Page:Revue des Deux Mondes - 1856 - tome 2.djvu/707

La bibliothèque libre.
Le texte de cette page a été corrigé et est conforme au fac-similé.

Soyons amis, Cinna ; c’est moi qui t’en convie.

« Vous me gâtez mon Discours sur l’Inégalité des conditions, » disait Rousseau à ceux qui faisaient de tous les pauvres des saints et de tous les riches des damnés ; les vices du pauvre, croyez-le bien, ne valent pas mieux que ceux du riche. « Vous me gâtez mon Émile, » disait-il à ceux qui voulaient élever leurs enfans comme des paysans et des ouvriers, parce qu’il avait censuré la mollesse des éducations ordinaires. « Vous me gâtez mon suicide, celui de Caton ou de Brutus, » disait-il enfin à ceux qui se faisaient désespérés pour déclamer à leur aise, et qui parlaient de se tuer afin d’avoir le plaisir de se faire plaindre.
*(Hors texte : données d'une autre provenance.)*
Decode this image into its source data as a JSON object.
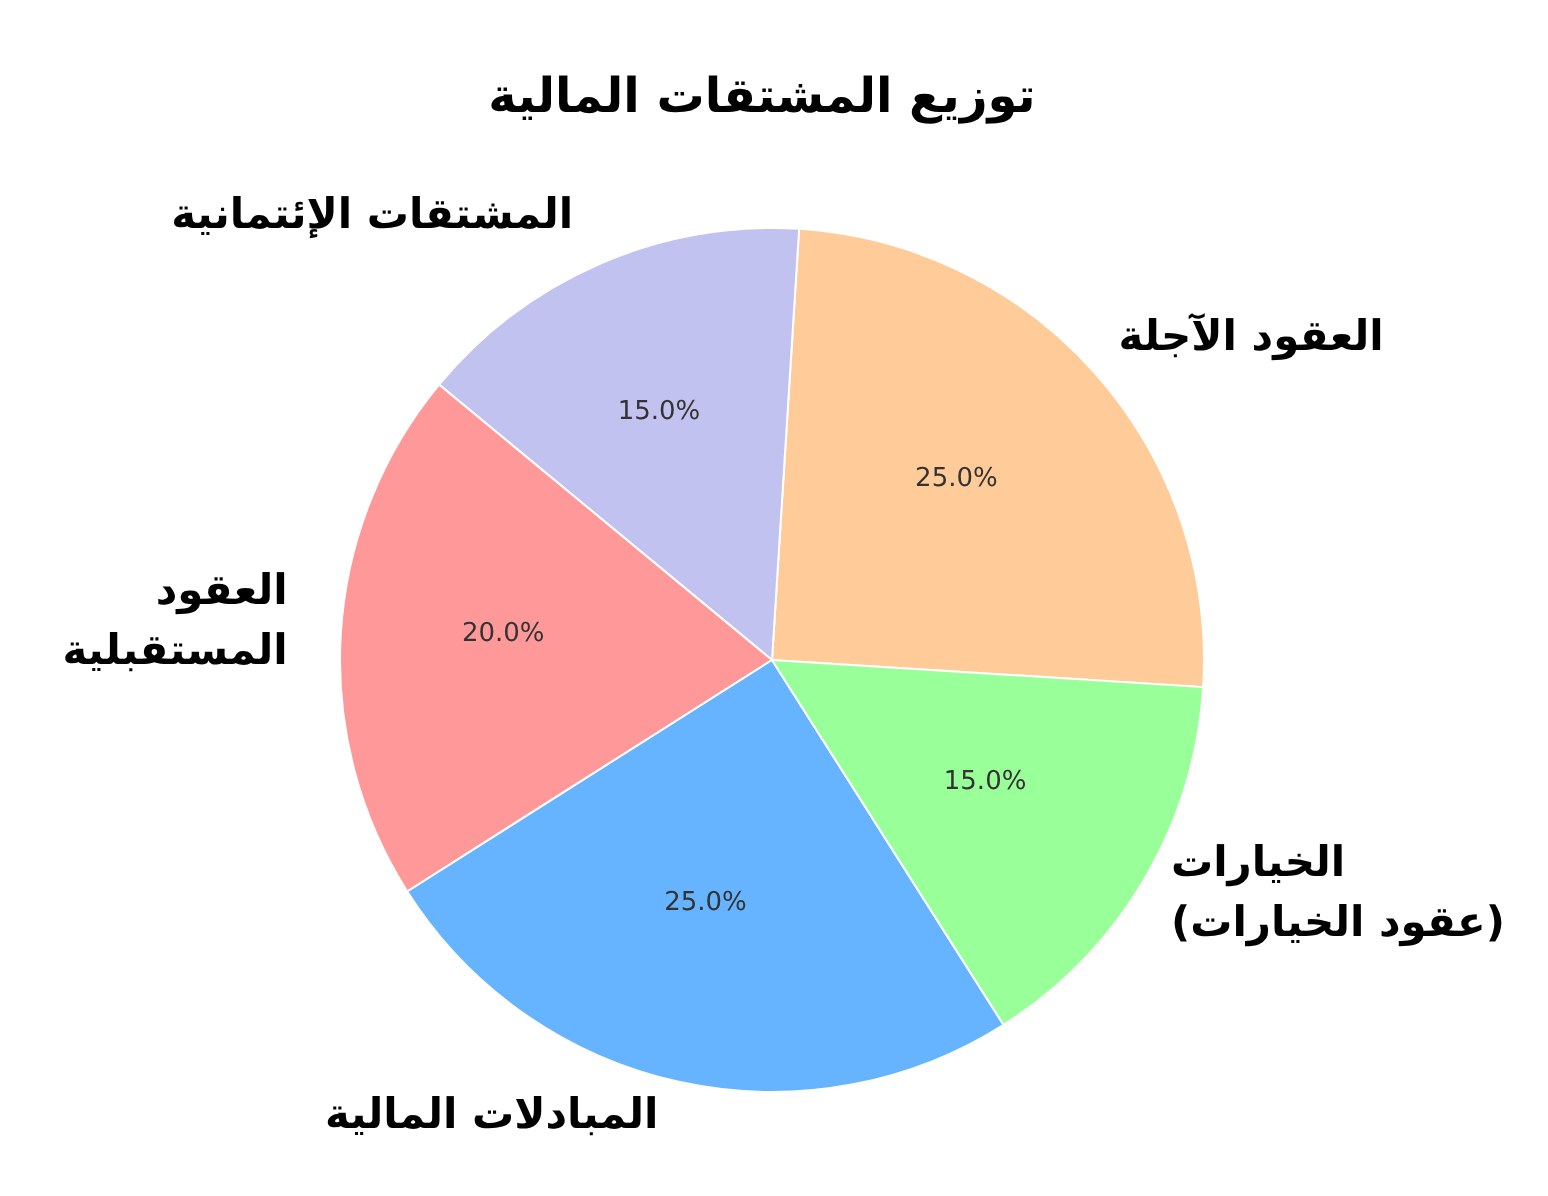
{
  "chart_data": {
    "type": "pie",
    "title": "توزيع المشتقات المالية",
    "categories": [
      "العقود الآجلة",
      "المشتقات الإئتمانية",
      "العقود\nالمستقبلية",
      "المبادلات المالية",
      "الخيارات\n(عقود الخيارات)"
    ],
    "values": [
      25,
      15,
      20,
      25,
      15
    ],
    "colors": [
      "#ffcc99",
      "#c2c2f0",
      "#ff9999",
      "#66b3ff",
      "#99ff99"
    ],
    "value_labels": [
      "25.0%",
      "15.0%",
      "20.0%",
      "25.0%",
      "15.0%"
    ]
  }
}
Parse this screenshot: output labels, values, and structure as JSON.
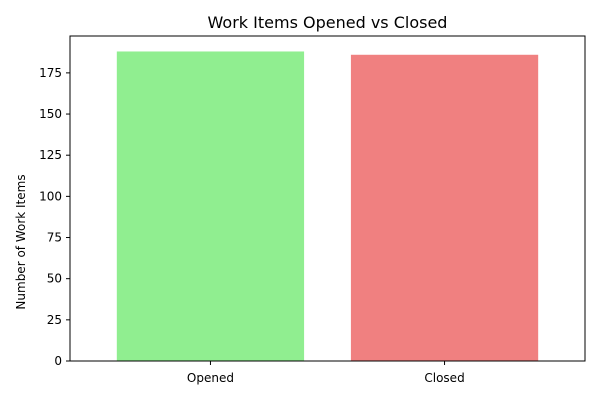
{
  "chart_data": {
    "type": "bar",
    "title": "Work Items Opened vs Closed",
    "xlabel": "",
    "ylabel": "Number of Work Items",
    "categories": [
      "Opened",
      "Closed"
    ],
    "values": [
      188,
      186
    ],
    "colors": [
      "#90ee90",
      "#f08080"
    ],
    "ylim": [
      0,
      197.4
    ],
    "yticks": [
      0,
      25,
      50,
      75,
      100,
      125,
      150,
      175
    ],
    "grid": false
  }
}
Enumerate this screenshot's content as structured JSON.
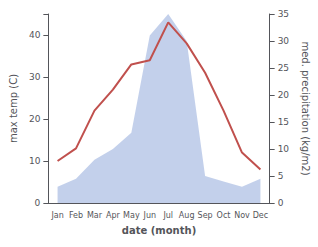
{
  "chart_data": {
    "type": "line",
    "categories": [
      "Jan",
      "Feb",
      "Mar",
      "Apr",
      "May",
      "Jun",
      "Jul",
      "Aug",
      "Sep",
      "Oct",
      "Nov",
      "Dec"
    ],
    "series": [
      {
        "type": "area",
        "color": "#b8c8e8",
        "axis": "y2",
        "values": [
          3,
          4.5,
          8,
          10,
          13,
          31,
          35,
          30,
          5,
          4,
          3,
          4.5
        ]
      },
      {
        "type": "line",
        "color": "#c0504d",
        "values": [
          10,
          13,
          22,
          27,
          33,
          34,
          43,
          38,
          31,
          22,
          12,
          8
        ]
      }
    ],
    "xlabel": "date (month)",
    "ylabel": "max temp (C)",
    "y2label": "med. precipitation (kg/m2)",
    "ylim": [
      0,
      45
    ],
    "yticks": [
      0,
      10,
      20,
      30,
      40
    ],
    "y2lim": [
      0,
      35
    ],
    "y2ticks": [
      0,
      5,
      10,
      15,
      20,
      25,
      30,
      35
    ],
    "grid": false
  }
}
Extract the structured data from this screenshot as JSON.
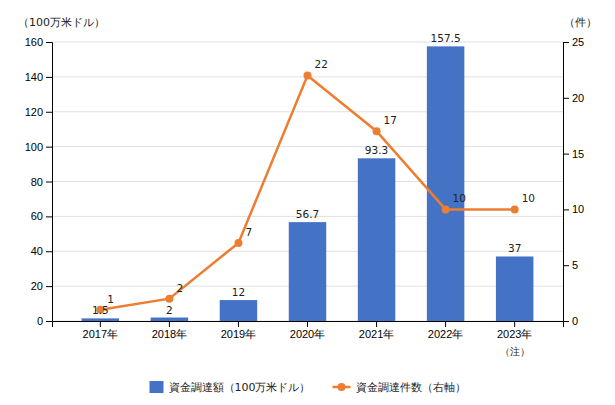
{
  "chart_data": {
    "type": "bar",
    "categories": [
      "2017年",
      "2018年",
      "2019年",
      "2020年",
      "2021年",
      "2022年",
      "2023年"
    ],
    "series": [
      {
        "name": "資金調達額（100万米ドル）",
        "type": "bar",
        "color": "#4472C4",
        "values": [
          1.5,
          2,
          12,
          56.7,
          93.3,
          157.5,
          37
        ],
        "data_labels": true
      },
      {
        "name": "資金調達件数（右軸）",
        "type": "line",
        "color": "#ED7D31",
        "marker": "circle",
        "axis": "y2",
        "values": [
          1,
          2,
          7,
          22,
          17,
          10,
          10
        ],
        "data_labels": true
      }
    ],
    "ylabel": "（100万米ドル）",
    "y2label": "（件）",
    "ylim": [
      0,
      160
    ],
    "yticks": [
      0,
      20,
      40,
      60,
      80,
      100,
      120,
      140,
      160
    ],
    "y2lim": [
      0,
      25
    ],
    "y2ticks": [
      0,
      5,
      10,
      15,
      20,
      25
    ],
    "annotation": "（注）",
    "grid": true,
    "legend": "bottom"
  }
}
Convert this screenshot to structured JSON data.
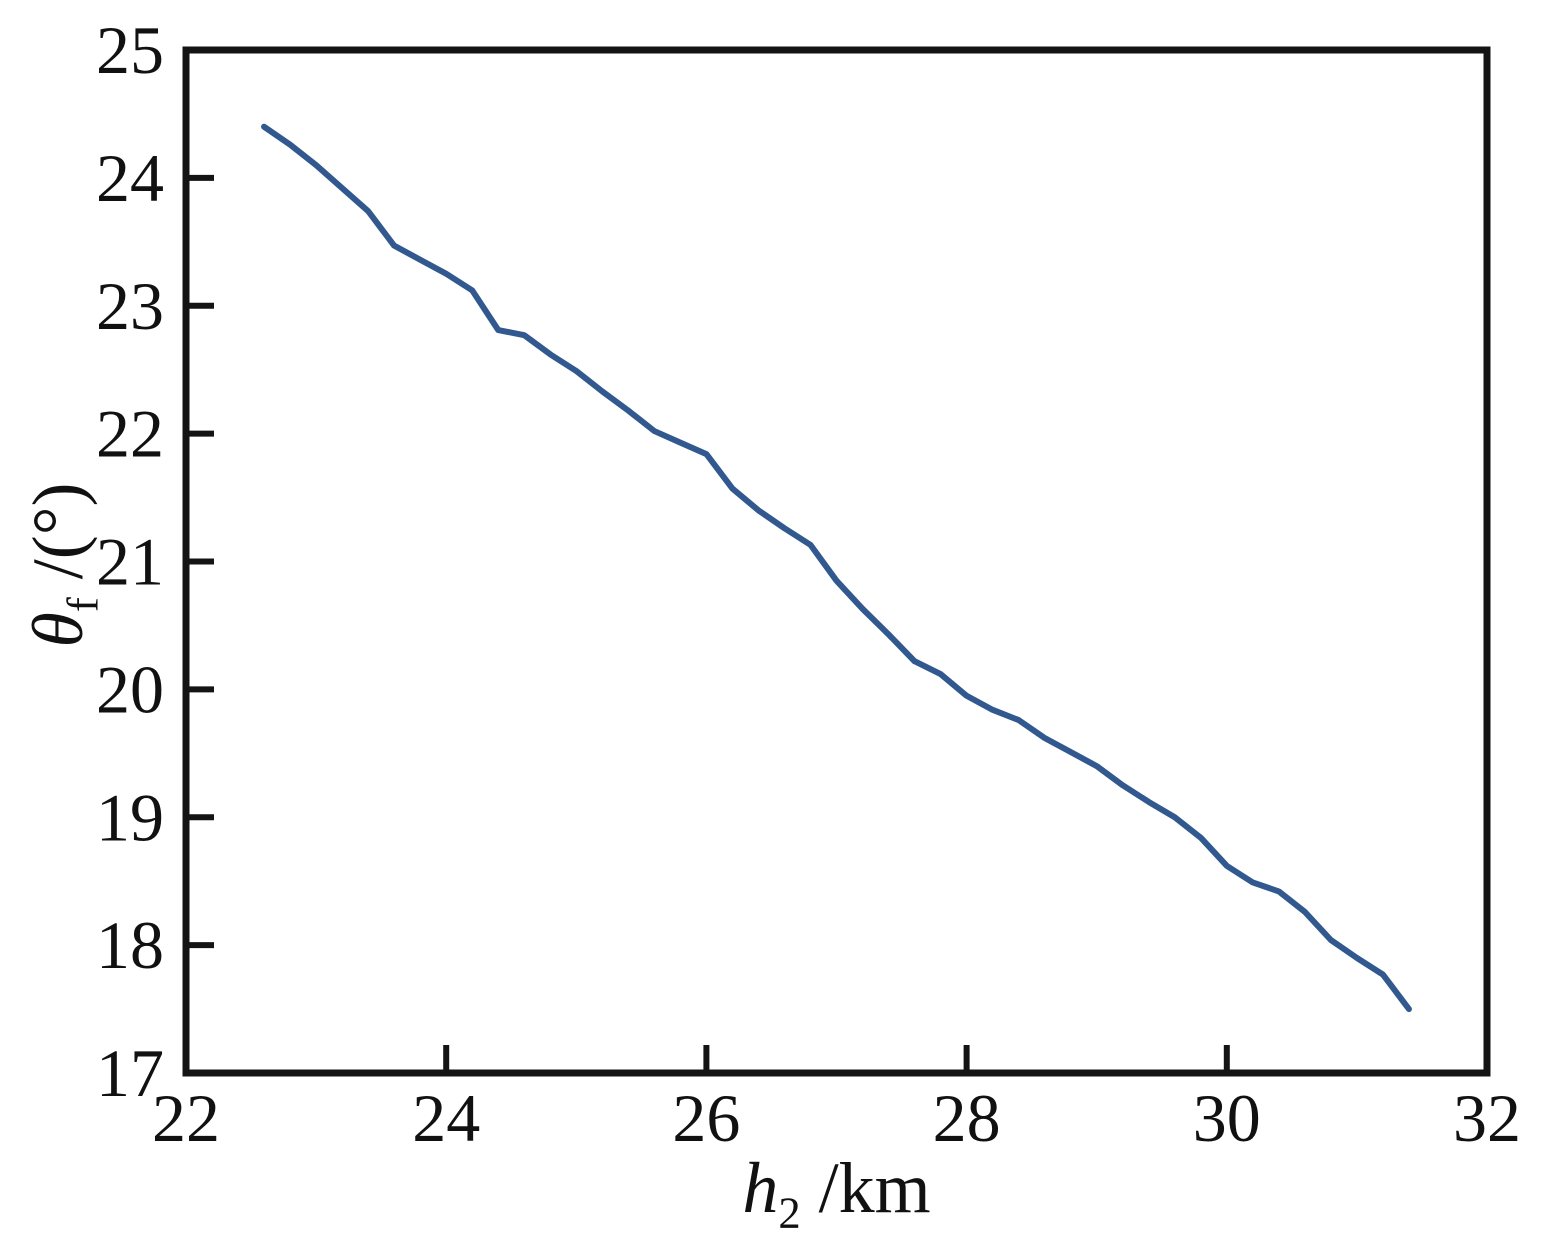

Rousseau avait-il raison de combattre ainsi l’exagération de ses imitateurs ? Oui, assurément ; il montrait par là ce qu’il avait voulu : réformer et non pas détruire, retarder les raffinemens de la civilisation, et non pas replonger le monde dans la première barbarie[1], tempérer les effets de l’inégalité des conditions humaines et non pas établir un niveau impossible, s’opposer à la mollesse et non pas introduire la grossièreté. Cependant, s’il avait le droit de gourmander ses imitateurs maladroits, eux-ci à leur tour avaient bien aussi quelque droit de répondre au philosophe que, s’ils s’étaient trompés sur ses intentions, c’était sa faute. En effet, au lieu d’exprimer simplement ses idées, Rousseau les avait exagérées jusqu’au paradoxe ; il avait voulu non-seulement qu’elles fussent vraies et utiles, mais qu’elles parussent neuves, hardies, singulières. Il avait cherché et trouvé le succès dans l’étonnement du siècle, dans l’exaltation de ses lecteurs. Pouvait-il ensuite demander à ces lecteurs de discerner dans ses ouvrages ce qui était vrai et de ne pratiquer que ce qui était bien ? Il les avait enivrés à dessein : pouvait-il exiger qu’ils pensassent et qu’ils agissent comme s’ils étaient à jeun ?

J’ai voulu jeter un coup d’œil sur la Correspondance de Jean-Jacques Rousseau, et y retrouver l’homme derrière l’écrivain et le philosophe, parce que je suis persuadé que l’homme y gagne. J’arrive maintenant aux quatre lettres écrites à M. de Malesherbes.

Ces lettres, qui contiennent le vrai tableau du caractère de Jean-Jacques et les vrais motifs de toute sa conduite (tel est le titre même que leur donne Rousseau), ont été écrites avant les Confessions, et en sont la première pensée ; elles témoignent de ce besoin que ressentait déjà Rousseau de se faire l’historien de sa vie et de se montrer sous le jour qu’il voulait choisir. La correspondance ordinaire de Rousseau est rédigée avec soin, sinon avec calcul, car il faisait des brouillons de toutes ses lettres, et il en gardait des copies. Les

  1. Troisième dialogue, Rousseau juge de Jean-Jacques, p. 131, édit. Furne.